Installing a Test Agent Application

This page describes how to install a Test Agent Application under Linux. The Test Agent Application download includes all software needed for installation on top of your existing operating system.

The Test Agent Application can be run either in a Docker container or as a native app in Linux. The two possibilities are covered below.

Note that a Test Agent Application always needs a counterpart to be able to run performance and stability tests: either another Test Agent Application, installed on a separate PC or server, or a Test Agent of a different type. If you need assistance, please contact Juniper Networks technical support at https://support.juniper.net/support/requesting-support.

Note

For installing Test Agent Applications on Juniper routers, please turn to the Junos® OS Evolved Software Installation and Upgrade Guide. This document is found in TechLibrary under “Junos OS Evolved”:

Prerequisites

If you have a firewall in place on the device or in the network, make sure that the Test Agent Application is allowed to establish an outgoing session towards the Paragon Active Assurance server on TCP port 6800.

You do not need to open any incoming connections, since the Paragon Active Assurance server will communicate in the reverse direction on the same TCP session that the Test Agent Application initiated.

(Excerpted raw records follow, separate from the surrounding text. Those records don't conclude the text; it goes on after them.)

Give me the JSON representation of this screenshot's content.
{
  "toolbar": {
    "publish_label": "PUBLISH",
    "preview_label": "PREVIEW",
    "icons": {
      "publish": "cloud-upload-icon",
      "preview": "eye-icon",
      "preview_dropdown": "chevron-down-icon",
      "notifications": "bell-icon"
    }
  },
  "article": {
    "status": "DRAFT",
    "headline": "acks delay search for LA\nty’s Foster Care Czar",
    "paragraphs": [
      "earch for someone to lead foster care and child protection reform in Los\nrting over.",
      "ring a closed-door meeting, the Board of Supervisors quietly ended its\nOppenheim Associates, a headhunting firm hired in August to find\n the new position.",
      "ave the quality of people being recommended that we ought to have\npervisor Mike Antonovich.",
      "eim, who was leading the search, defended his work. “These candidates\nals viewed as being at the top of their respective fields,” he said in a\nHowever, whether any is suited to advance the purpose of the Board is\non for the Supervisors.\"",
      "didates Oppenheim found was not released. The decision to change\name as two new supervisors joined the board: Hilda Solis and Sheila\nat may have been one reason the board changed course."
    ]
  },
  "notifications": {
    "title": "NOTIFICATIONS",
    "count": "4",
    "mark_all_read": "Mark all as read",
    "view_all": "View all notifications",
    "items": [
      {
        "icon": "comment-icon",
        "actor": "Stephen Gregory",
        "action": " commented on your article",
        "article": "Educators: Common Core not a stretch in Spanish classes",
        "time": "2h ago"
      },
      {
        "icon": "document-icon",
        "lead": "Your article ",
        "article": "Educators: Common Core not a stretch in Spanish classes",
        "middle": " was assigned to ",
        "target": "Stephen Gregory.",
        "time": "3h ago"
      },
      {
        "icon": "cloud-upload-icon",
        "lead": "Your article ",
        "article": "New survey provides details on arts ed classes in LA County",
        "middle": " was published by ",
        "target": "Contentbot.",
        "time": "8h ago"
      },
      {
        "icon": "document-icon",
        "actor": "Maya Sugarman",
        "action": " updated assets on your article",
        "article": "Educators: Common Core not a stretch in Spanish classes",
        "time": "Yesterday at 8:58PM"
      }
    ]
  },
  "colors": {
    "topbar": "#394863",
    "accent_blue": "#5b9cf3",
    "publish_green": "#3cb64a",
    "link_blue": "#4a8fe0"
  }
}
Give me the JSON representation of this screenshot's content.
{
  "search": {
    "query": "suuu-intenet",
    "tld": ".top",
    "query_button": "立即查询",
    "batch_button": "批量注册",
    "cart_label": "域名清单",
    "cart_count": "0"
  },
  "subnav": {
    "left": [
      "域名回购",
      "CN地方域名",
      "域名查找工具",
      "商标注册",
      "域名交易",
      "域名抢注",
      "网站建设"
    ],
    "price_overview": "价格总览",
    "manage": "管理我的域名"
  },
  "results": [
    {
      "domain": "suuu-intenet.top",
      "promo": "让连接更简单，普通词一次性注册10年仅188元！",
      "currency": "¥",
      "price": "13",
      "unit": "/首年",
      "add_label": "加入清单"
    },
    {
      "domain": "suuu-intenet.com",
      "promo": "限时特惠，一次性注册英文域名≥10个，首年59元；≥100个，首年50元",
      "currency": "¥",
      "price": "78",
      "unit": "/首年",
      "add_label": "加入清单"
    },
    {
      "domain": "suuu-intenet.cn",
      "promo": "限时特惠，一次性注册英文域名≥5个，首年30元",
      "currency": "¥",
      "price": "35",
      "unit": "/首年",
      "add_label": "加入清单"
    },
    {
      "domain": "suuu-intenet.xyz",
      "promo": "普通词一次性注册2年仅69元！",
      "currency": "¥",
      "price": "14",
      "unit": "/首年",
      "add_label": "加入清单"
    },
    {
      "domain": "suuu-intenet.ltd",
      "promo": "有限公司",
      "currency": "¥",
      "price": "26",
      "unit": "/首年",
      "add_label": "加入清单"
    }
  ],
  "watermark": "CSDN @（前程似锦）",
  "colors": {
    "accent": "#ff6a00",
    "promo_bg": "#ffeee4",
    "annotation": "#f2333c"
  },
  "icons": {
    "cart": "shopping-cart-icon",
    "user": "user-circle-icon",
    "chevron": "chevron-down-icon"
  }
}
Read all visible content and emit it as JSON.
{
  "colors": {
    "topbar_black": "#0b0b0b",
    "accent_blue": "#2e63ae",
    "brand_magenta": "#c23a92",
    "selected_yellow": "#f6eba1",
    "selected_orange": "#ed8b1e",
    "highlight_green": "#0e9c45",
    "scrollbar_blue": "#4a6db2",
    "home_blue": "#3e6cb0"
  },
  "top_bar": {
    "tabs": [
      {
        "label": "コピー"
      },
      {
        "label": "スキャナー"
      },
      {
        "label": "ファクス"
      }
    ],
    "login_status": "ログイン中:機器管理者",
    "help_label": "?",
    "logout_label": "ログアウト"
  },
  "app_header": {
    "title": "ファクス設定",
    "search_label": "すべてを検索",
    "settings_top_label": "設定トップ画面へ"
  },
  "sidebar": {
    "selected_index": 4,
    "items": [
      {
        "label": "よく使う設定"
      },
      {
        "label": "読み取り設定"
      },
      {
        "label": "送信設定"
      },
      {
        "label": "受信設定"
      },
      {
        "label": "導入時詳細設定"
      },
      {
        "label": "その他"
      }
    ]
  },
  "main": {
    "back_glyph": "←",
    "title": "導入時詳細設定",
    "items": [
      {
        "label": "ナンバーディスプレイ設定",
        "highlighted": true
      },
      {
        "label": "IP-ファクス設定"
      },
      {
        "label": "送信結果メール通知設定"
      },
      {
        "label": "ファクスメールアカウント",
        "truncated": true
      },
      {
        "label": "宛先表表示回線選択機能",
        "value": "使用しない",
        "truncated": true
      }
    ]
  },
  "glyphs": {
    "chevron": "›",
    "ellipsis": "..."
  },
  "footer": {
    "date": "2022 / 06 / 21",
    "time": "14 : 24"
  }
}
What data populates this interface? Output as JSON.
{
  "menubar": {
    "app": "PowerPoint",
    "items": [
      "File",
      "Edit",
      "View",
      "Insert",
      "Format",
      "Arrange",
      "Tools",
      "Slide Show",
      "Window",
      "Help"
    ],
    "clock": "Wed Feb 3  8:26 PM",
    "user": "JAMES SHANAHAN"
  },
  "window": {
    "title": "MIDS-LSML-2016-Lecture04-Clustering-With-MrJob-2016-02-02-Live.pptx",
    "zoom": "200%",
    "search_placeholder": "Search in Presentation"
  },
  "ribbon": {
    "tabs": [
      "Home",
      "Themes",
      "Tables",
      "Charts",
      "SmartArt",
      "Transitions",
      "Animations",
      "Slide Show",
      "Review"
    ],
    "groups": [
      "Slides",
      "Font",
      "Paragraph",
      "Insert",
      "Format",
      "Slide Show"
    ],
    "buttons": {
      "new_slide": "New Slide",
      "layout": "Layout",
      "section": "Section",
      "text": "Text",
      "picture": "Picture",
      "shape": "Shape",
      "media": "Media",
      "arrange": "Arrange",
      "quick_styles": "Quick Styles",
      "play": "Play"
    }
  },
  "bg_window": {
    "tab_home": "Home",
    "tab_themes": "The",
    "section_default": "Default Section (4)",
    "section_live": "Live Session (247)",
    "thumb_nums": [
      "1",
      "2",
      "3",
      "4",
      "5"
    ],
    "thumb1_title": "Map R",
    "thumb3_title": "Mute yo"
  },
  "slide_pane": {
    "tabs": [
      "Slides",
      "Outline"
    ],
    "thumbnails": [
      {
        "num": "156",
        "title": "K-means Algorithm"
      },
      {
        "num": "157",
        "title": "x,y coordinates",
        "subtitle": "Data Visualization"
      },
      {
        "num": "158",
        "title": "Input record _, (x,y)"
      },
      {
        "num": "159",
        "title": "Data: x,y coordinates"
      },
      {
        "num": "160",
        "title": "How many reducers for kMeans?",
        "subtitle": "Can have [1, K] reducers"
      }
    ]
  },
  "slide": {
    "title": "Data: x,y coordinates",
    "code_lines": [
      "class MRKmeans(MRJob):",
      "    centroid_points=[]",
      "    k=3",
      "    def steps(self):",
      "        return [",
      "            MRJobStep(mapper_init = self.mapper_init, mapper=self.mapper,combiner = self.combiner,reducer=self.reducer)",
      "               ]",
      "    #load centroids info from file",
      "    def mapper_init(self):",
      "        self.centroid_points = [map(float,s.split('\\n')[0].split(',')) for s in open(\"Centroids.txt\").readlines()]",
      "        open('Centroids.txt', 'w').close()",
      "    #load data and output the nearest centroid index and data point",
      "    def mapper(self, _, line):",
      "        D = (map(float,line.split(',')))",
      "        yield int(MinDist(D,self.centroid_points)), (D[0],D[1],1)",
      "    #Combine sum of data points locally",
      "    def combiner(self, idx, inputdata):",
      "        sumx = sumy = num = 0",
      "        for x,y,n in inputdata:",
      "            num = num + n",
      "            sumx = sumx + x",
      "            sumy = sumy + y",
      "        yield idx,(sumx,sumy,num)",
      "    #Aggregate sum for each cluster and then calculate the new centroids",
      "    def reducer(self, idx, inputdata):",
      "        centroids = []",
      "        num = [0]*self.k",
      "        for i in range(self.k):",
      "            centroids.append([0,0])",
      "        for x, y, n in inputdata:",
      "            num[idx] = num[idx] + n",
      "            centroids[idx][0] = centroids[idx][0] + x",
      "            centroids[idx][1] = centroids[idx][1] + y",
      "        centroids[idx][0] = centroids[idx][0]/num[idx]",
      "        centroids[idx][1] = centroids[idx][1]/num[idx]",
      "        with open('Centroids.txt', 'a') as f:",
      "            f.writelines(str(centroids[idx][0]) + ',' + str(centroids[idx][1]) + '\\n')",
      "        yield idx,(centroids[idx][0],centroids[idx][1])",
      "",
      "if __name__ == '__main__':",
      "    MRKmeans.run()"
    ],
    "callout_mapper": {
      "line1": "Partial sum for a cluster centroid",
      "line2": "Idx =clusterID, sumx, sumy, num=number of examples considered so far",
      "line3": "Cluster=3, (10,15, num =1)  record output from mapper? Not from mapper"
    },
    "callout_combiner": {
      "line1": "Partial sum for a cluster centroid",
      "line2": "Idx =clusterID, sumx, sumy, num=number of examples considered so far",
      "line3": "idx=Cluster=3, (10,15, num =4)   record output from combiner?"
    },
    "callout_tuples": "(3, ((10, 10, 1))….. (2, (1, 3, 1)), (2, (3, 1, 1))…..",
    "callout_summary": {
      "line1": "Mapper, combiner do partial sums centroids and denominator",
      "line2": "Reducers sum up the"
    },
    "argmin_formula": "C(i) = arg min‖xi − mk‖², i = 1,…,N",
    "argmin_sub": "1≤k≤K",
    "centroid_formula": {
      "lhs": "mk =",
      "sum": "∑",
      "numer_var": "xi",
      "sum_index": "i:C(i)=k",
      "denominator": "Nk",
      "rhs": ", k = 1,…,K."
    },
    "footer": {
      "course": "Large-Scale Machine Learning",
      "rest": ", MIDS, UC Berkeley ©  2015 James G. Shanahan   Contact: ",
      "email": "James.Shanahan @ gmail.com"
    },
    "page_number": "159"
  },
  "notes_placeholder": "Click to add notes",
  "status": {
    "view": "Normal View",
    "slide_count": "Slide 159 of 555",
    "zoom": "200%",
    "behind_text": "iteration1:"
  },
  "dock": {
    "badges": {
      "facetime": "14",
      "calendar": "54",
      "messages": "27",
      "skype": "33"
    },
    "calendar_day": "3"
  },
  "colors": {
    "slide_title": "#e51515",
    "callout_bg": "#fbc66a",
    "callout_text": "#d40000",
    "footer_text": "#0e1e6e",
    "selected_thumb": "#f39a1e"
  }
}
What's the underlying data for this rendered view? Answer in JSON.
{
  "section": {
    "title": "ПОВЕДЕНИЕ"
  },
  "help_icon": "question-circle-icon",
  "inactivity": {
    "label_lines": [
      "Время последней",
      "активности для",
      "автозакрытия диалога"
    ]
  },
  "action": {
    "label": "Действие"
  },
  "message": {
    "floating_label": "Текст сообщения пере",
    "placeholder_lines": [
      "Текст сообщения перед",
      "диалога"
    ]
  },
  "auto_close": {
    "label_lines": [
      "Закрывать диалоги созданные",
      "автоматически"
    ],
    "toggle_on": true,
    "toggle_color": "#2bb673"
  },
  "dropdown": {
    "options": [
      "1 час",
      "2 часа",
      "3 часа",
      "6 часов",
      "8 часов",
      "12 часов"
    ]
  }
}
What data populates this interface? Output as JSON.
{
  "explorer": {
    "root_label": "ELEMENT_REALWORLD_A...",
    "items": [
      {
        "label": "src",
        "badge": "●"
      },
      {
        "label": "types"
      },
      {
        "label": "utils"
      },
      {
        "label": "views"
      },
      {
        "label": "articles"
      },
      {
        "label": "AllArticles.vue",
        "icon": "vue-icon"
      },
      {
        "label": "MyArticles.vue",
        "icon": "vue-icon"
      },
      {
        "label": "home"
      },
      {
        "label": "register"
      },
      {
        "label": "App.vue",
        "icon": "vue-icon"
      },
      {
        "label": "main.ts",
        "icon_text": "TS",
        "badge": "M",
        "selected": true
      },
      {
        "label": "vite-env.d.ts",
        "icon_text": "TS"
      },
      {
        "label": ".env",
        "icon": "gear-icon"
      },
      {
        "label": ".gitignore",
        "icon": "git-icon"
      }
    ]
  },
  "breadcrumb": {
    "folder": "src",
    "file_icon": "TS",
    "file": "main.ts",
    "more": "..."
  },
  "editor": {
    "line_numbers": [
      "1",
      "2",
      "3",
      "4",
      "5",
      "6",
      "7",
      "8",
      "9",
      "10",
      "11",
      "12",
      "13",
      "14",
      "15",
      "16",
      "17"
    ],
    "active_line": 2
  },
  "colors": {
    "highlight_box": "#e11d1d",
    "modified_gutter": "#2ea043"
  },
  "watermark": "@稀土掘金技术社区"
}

Installing a Test Agent Application in a Docker container

To install and run the Test Agent in a Docker container, you can use either the official Paragon Active Assurance Docker image, available on Docker Hub, or a Docker image of your own. We cover both options in what follows.

For general Docker documentation, go to docs.docker.com.

Getting the official Docker image

The official Docker image is available on Docker Hub at https://hub.docker.com/r/netrounds/test-agent-application. Instructions on how to register and start the Test Agent are given on that page.

Building your own custom Docker image

  • To build your own Docker image for the Test Agent Application, you first need to download the release tarball from Control Center.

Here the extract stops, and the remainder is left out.